Member of the Iowa House of Representatives
- In office January 8, 1979 – January 11, 1981

Personal details
- Born: December 22, 1946 (age 79) Mobile, Alabama, U.S.
- Party: Democratic
- Relations: Gary, Helen, Michael (brothers and sister)
- Occupation: Retired (2014) Administrative Law Judge
- Allegiance: United States
- Branch: Army
- Wars: Vietnam War
- Awards: Purple Heart Award; and Bronze Star Award with "V" Device

= Richard Sherzan =

American politician (born 1946)

Richard E. Sherzan (born December 22, 1946) is an American politician who served as a member of the Iowa House of Representatives from 1979 to 1981.

Sherzan was born in Mobile, Alabama, to Gloria and Edward Sherzan. He grew up in Des Moines, Iowa. He moved to Arizona in 1983, and then returned to live in Iowa, in 2021. He has an M.A., Master's degree, in American History, University of Iowa, and a J.D. degree from Drake University Law School, in Des Moines. In 1976, he was Polk County, Iowa, Coordinator for the Mo Udall presidential campaign. He served in the Iowa State Legislature, House of Representatives, from 1979 to 1981, after a year long, door-to-door campaign.

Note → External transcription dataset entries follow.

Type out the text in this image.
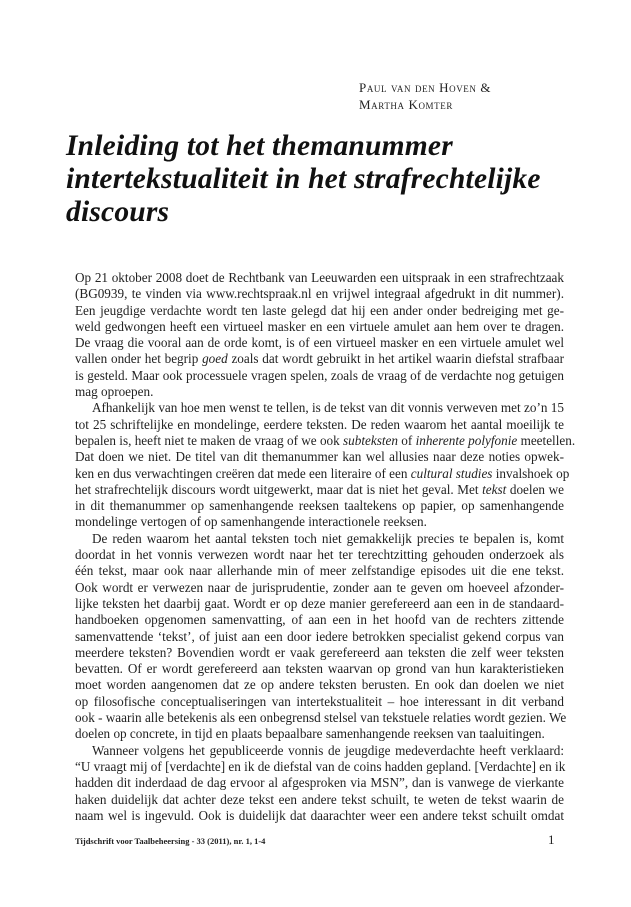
Paul van den Hoven &
Martha Komter
Inleiding tot het themanummer
intertekstualiteit in het strafrechtelijke
discours
Op 21 oktober 2008 doet de Rechtbank van Leeuwarden een uitspraak in een strafrechtzaak
(BG0939, te vinden via www.rechtspraak.nl en vrijwel integraal afgedrukt in dit nummer).
Een jeugdige verdachte wordt ten laste gelegd dat hij een ander onder bedreiging met ge-
weld gedwongen heeft een virtueel masker en een virtuele amulet aan hem over te dragen.
De vraag die vooral aan de orde komt, is of een virtueel masker en een virtuele amulet wel
vallen onder het begrip goed zoals dat wordt gebruikt in het artikel waarin diefstal strafbaar
is gesteld. Maar ook processuele vragen spelen, zoals de vraag of de verdachte nog getuigen
mag oproepen.
Afhankelijk van hoe men wenst te tellen, is de tekst van dit vonnis verweven met zo’n 15
tot 25 schriftelijke en mondelinge, eerdere teksten. De reden waarom het aantal moeilijk te
bepalen is, heeft niet te maken de vraag of we ook subteksten of inherente polyfonie meetellen.
Dat doen we niet. De titel van dit themanummer kan wel allusies naar deze noties opwek-
ken en dus verwachtingen creëren dat mede een literaire of een cultural studies invalshoek op
het strafrechtelijk discours wordt uitgewerkt, maar dat is niet het geval. Met tekst doelen we
in dit themanummer op samenhangende reeksen taaltekens op papier, op samenhangende
mondelinge vertogen of op samenhangende interactionele reeksen.
De reden waarom het aantal teksten toch niet gemakkelijk precies te bepalen is, komt
doordat in het vonnis verwezen wordt naar het ter terechtzitting gehouden onderzoek als
één tekst, maar ook naar allerhande min of meer zelfstandige episodes uit die ene tekst.
Ook wordt er verwezen naar de jurisprudentie, zonder aan te geven om hoeveel afzonder-
lijke teksten het daarbij gaat. Wordt er op deze manier gerefereerd aan een in de standaard-
handboeken opgenomen samenvatting, of aan een in het hoofd van de rechters zittende
samenvattende ‘tekst’, of juist aan een door iedere betrokken specialist gekend corpus van
meerdere teksten? Bovendien wordt er vaak gerefereerd aan teksten die zelf weer teksten
bevatten. Of er wordt gerefereerd aan teksten waarvan op grond van hun karakteristieken
moet worden aangenomen dat ze op andere teksten berusten. En ook dan doelen we niet
op filosofische conceptualiseringen van intertekstualiteit – hoe interessant in dit verband
ook - waarin alle betekenis als een onbegrensd stelsel van tekstuele relaties wordt gezien. We
doelen op concrete, in tijd en plaats bepaalbare samenhangende reeksen van taaluitingen.
Wanneer volgens het gepubliceerde vonnis de jeugdige medeverdachte heeft verklaard:
“U vraagt mij of [verdachte] en ik de diefstal van de coins hadden gepland. [Verdachte] en ik
hadden dit inderdaad de dag ervoor al afgesproken via MSN”, dan is vanwege de vierkante
haken duidelijk dat achter deze tekst een andere tekst schuilt, te weten de tekst waarin de
naam wel is ingevuld. Ook is duidelijk dat daarachter weer een andere tekst schuilt omdat
Tijdschrift voor Taalbeheersing - 33 (2011), nr. 1, 1-4	1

While living in Arizona, he worked as a law clerk with the Maricopa County Attorney's Office (Civil Division); Arizona Attorney General's Office (Criminal Division); and private law firms (self-employed). He has a Community College Teacher Certification (Law, History) from Arizona; and has been a part-time Community College Teacher, and substitute teacher, K-12. In 2014, after working 17 years, he retired, as an Administrative Law Judge, from the Arizona Dept. of Economic Security, Unemployment Insurance Office of Appeals. He is a U.S. Army, Vietnam War Veteran, with Honorable Discharge; Purple Heart Award; and Bronze Star Award with "V" Device (heroism in ground combat, Vietnam). He also protested the Vietnam War.

In Arizona, Sherzan was a candidate for the U.S. Senate in the state's Democratic Party primary elections of 2016 and 2018.

On October 13, 2025, Sherzan announced his intent to seek the Democratic nomination in Iowa's 2026 U.S. Senate election.